午後3時。画面を見つめたまま、無意識に首をぐりぐり回している自分に気づく。肩に鉄板が入ったような重さ。マッサージに行きたいけど、在宅だと腰が上がらない——テレワーカーなら覚えがありますよね。
肩こりの原因は、筋肉が同じ姿勢で固まり続けていること。オフィスなら会議室移動やランチで自然に肩を動かしていましたが、在宅勤務ではそのきっかけがありません。だからこそ意識的にケアを入れることが大切です。肩こりの解剖学的なメカニズムはこちらの記事で詳しく解説しているので、仕組みから理解したい方はそちらを先にどうぞ。

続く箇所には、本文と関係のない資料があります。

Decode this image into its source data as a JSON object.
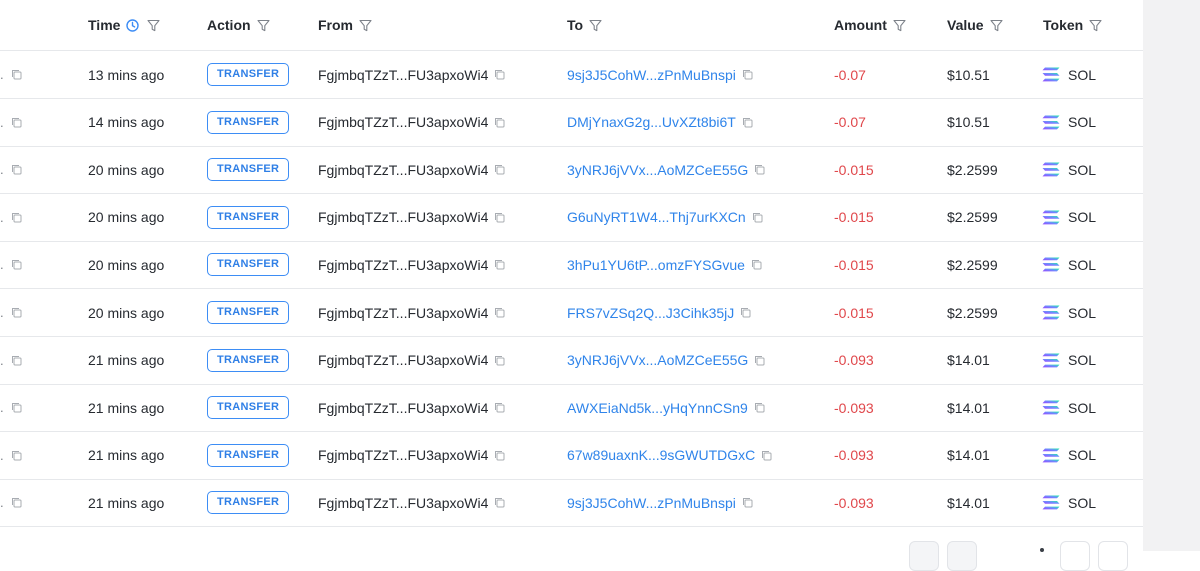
{
  "header": {
    "time": "Time",
    "action": "Action",
    "from": "From",
    "to": "To",
    "amount": "Amount",
    "value": "Value",
    "token": "Token"
  },
  "colors": {
    "link": "#2f84ea",
    "negative": "#e0474b",
    "badge": "#3d8df5"
  },
  "rows": [
    {
      "prefix": ".",
      "time": "13 mins ago",
      "action": "TRANSFER",
      "from": "FgjmbqTZzT...FU3apxoWi4",
      "to": "9sj3J5CohW...zPnMuBnspi",
      "amount": "-0.07",
      "value": "$10.51",
      "token": "SOL"
    },
    {
      "prefix": ".",
      "time": "14 mins ago",
      "action": "TRANSFER",
      "from": "FgjmbqTZzT...FU3apxoWi4",
      "to": "DMjYnaxG2g...UvXZt8bi6T",
      "amount": "-0.07",
      "value": "$10.51",
      "token": "SOL"
    },
    {
      "prefix": ".",
      "time": "20 mins ago",
      "action": "TRANSFER",
      "from": "FgjmbqTZzT...FU3apxoWi4",
      "to": "3yNRJ6jVVx...AoMZCeE55G",
      "amount": "-0.015",
      "value": "$2.2599",
      "token": "SOL"
    },
    {
      "prefix": ".",
      "time": "20 mins ago",
      "action": "TRANSFER",
      "from": "FgjmbqTZzT...FU3apxoWi4",
      "to": "G6uNyRT1W4...Thj7urKXCn",
      "amount": "-0.015",
      "value": "$2.2599",
      "token": "SOL"
    },
    {
      "prefix": ".",
      "time": "20 mins ago",
      "action": "TRANSFER",
      "from": "FgjmbqTZzT...FU3apxoWi4",
      "to": "3hPu1YU6tP...omzFYSGvue",
      "amount": "-0.015",
      "value": "$2.2599",
      "token": "SOL"
    },
    {
      "prefix": ".",
      "time": "20 mins ago",
      "action": "TRANSFER",
      "from": "FgjmbqTZzT...FU3apxoWi4",
      "to": "FRS7vZSq2Q...J3Cihk35jJ",
      "amount": "-0.015",
      "value": "$2.2599",
      "token": "SOL"
    },
    {
      "prefix": ".",
      "time": "21 mins ago",
      "action": "TRANSFER",
      "from": "FgjmbqTZzT...FU3apxoWi4",
      "to": "3yNRJ6jVVx...AoMZCeE55G",
      "amount": "-0.093",
      "value": "$14.01",
      "token": "SOL"
    },
    {
      "prefix": ".",
      "time": "21 mins ago",
      "action": "TRANSFER",
      "from": "FgjmbqTZzT...FU3apxoWi4",
      "to": "AWXEiaNd5k...yHqYnnCSn9",
      "amount": "-0.093",
      "value": "$14.01",
      "token": "SOL"
    },
    {
      "prefix": ".",
      "time": "21 mins ago",
      "action": "TRANSFER",
      "from": "FgjmbqTZzT...FU3apxoWi4",
      "to": "67w89uaxnK...9sGWUTDGxC",
      "amount": "-0.093",
      "value": "$14.01",
      "token": "SOL"
    },
    {
      "prefix": ".",
      "time": "21 mins ago",
      "action": "TRANSFER",
      "from": "FgjmbqTZzT...FU3apxoWi4",
      "to": "9sj3J5CohW...zPnMuBnspi",
      "amount": "-0.093",
      "value": "$14.01",
      "token": "SOL"
    }
  ]
}
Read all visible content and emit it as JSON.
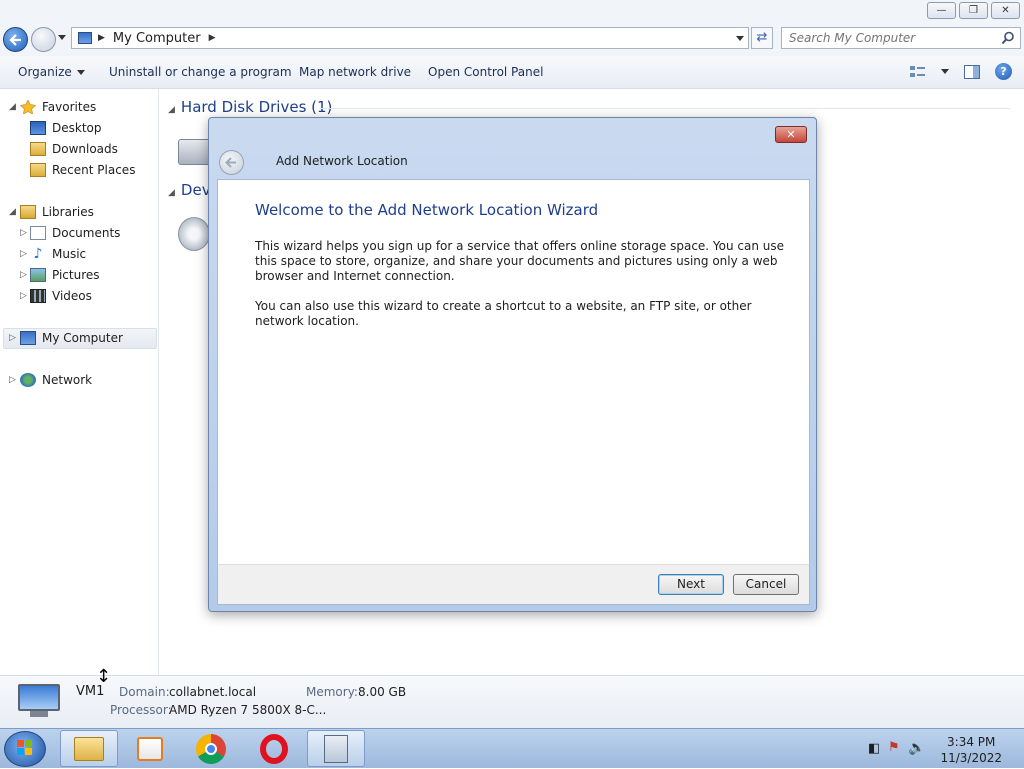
{
  "window": {
    "address": {
      "crumb": "My Computer"
    },
    "search": {
      "placeholder": "Search My Computer"
    }
  },
  "toolbar": {
    "organize": "Organize",
    "uninstall": "Uninstall or change a program",
    "map_drive": "Map network drive",
    "control_panel": "Open Control Panel"
  },
  "nav": {
    "favorites": "Favorites",
    "desktop": "Desktop",
    "downloads": "Downloads",
    "recent": "Recent Places",
    "libraries": "Libraries",
    "documents": "Documents",
    "music": "Music",
    "pictures": "Pictures",
    "videos": "Videos",
    "computer": "My Computer",
    "network": "Network"
  },
  "content": {
    "group_hdd": "Hard Disk Drives (1)",
    "group_dev": "Dev"
  },
  "details": {
    "name": "VM1",
    "domain_label": "Domain:",
    "domain_value": "collabnet.local",
    "memory_label": "Memory:",
    "memory_value": "8.00 GB",
    "processor_label": "Processor:",
    "processor_value": "AMD Ryzen 7 5800X 8-C..."
  },
  "dialog": {
    "title": "Add Network Location",
    "heading": "Welcome to the Add Network Location Wizard",
    "para1": "This wizard helps you sign up for a service that offers online storage space.  You can use this space to store, organize, and share your documents and pictures using only a web browser and Internet connection.",
    "para2": "You can also use this wizard to create a shortcut to a website, an FTP site, or other network location.",
    "next": "Next",
    "cancel": "Cancel"
  },
  "taskbar": {
    "time": "3:34 PM",
    "date": "11/3/2022"
  },
  "colors": {
    "link_blue": "#1e3f8a",
    "taskbar": "#9db8dc",
    "close_red": "#c4453a"
  }
}
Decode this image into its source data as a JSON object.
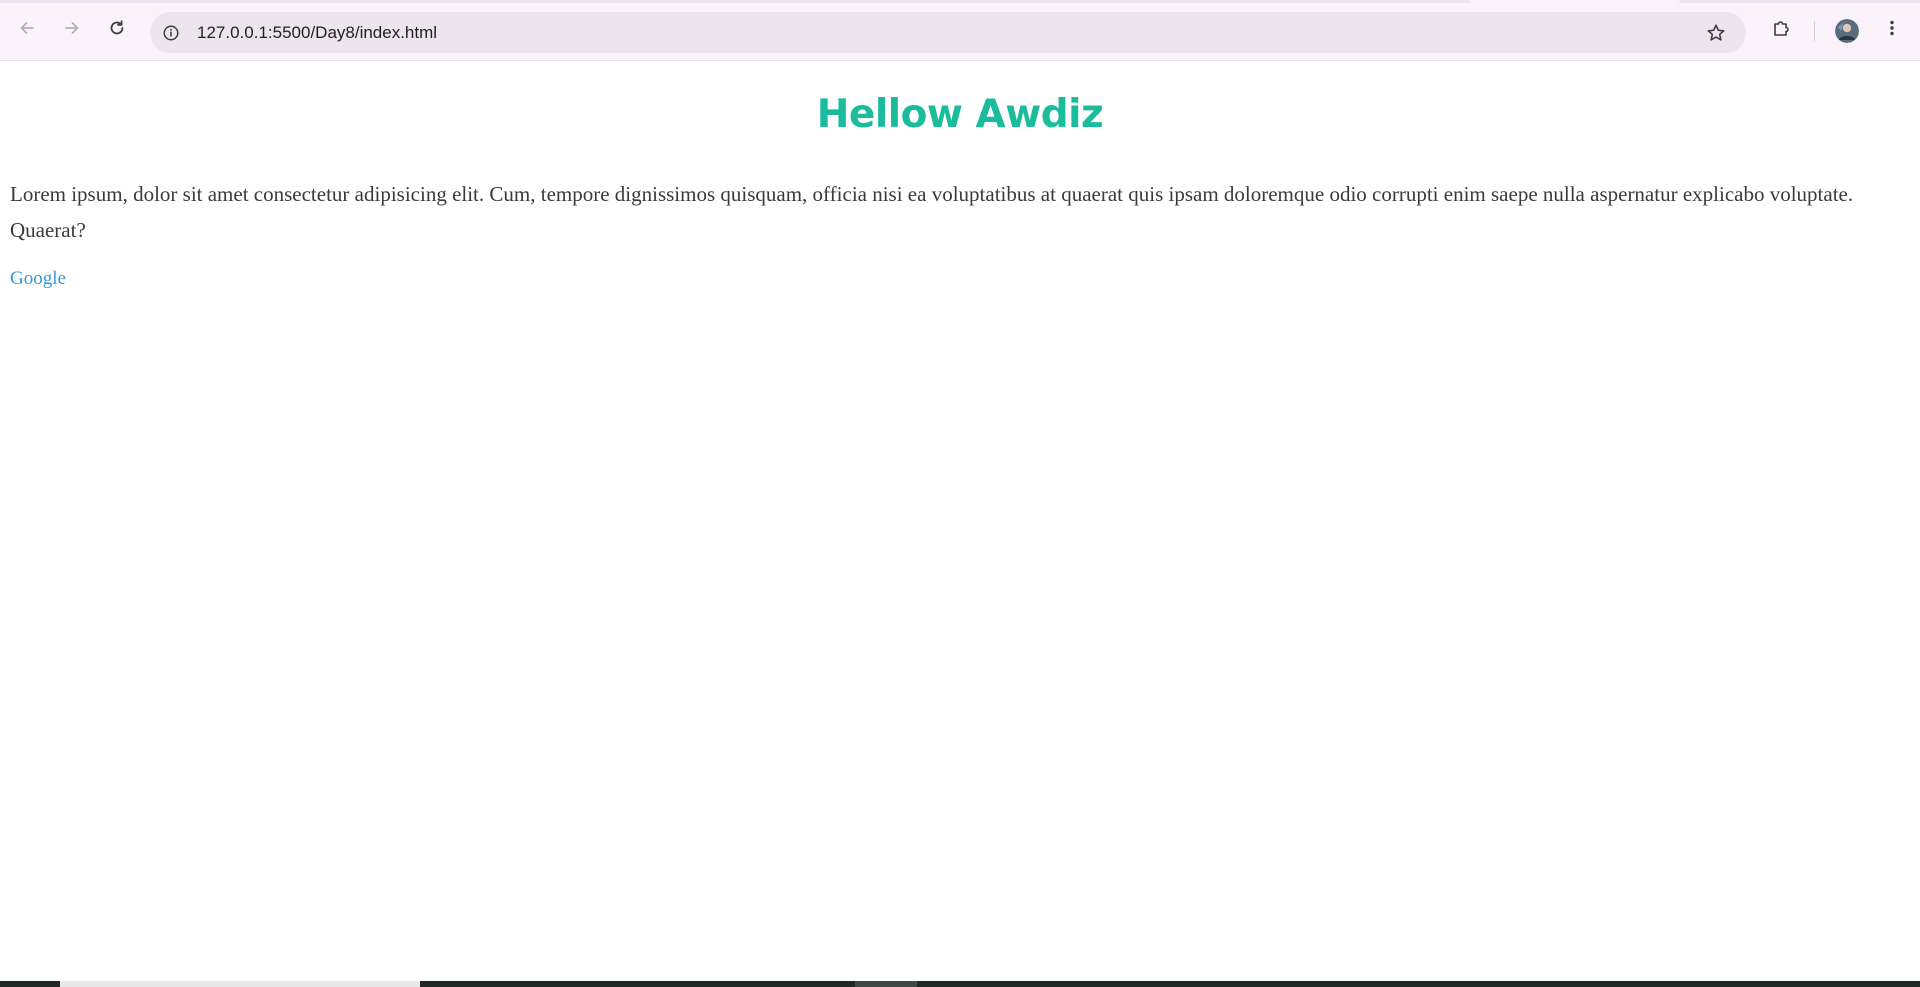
{
  "browser": {
    "url": "127.0.0.1:5500/Day8/index.html",
    "icons": {
      "back": "arrow-left-icon",
      "forward": "arrow-right-icon",
      "reload": "reload-icon",
      "site_info": "info-icon",
      "bookmark": "star-icon",
      "extensions": "puzzle-piece-icon",
      "profile": "avatar",
      "menu": "three-dots-icon"
    }
  },
  "page": {
    "heading": "Hellow Awdiz",
    "paragraph": "Lorem ipsum, dolor sit amet consectetur adipisicing elit. Cum, tempore dignissimos quisquam, officia nisi ea voluptatibus at quaerat quis ipsam doloremque odio corrupti enim saepe nulla aspernatur explicabo voluptate. Quaerat?",
    "link_text": "Google"
  },
  "colors": {
    "heading": "#1abc9c",
    "paragraph_text": "#3a3a3a",
    "link": "#3498db",
    "toolbar_bg": "#fbf3fc",
    "omnibox_bg": "#ede4f0"
  }
}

ここでは、デスクに座ったまま5分でできる実践メニューを紹介しますね。
5つの肩こりセルフケア(合計5分)
全部やっても5分。時間がなければ1つだけでいい。
1. 肩すくめ & ストン落とし(30秒)
両肩をグッと耳に近づけて3秒→ストンと一気に脱力。5回。力を入れるより「抜く」瞬間が大事です。僧帽筋上部のリリースになります。
2. 首横倒し(1分)
右手を頭の左側に軽く添え、右耳を右肩に近づけます。15秒キープ、左右入れ替え。引っ張りすぎず、心地よい範囲で止めてみてください。
3. 肩甲骨回し(1分)
両手を肩に置き、肘で大きな円を描きます。前5回、後ろ5回。なるべく大きくゆっくり。肩甲骨が背中の上をスライドする感覚がつかめると変化を感じやすいですよ。
4. 胸開きストレッチ(1分)
両手を背中で組み、胸を天井に向けて開きます。組んだ手を少し上げて15秒キープ×2〜3回。猫背で縮んだ大胸筋・小胸筋が伸び、肩が正しい位置に戻ります。
5. 首の後ろほぐし(30秒)
指先を後頭部の付け根に当て、小さく円を描くように揉みほぐします。15秒。少し下にずらして首の付け根も同様に。ここは目の動きにも関与するエリアで、ほぐすと目まわりも軽くなることがありますね。
おすすめタイミング
昼食後と午後3時。この2回だけで夕方の「肩バキバキ」がかなり変わりますよ。
環境の見直し
- モニターの上端を目線の高さに
- キーボードは肘が90度になる位置
- 足裏が床にしっかりつく椅子の高さ
まとめ
溜めてからマッサージに行くより、こまめにセルフケアするほうが楽です。
- ストン落としで僧帽筋をゆるめる
- 首横倒しで側面の緊張を抜く
- 肩甲骨回しで背中をほぐす
- 胸開きで猫背をリセット
- 首の後ろほぐしで目にもアプローチ
「肩すくめ&ストン」だけでも試してみてください。エクササイズカードの「肩・首」カテゴリも活用できます。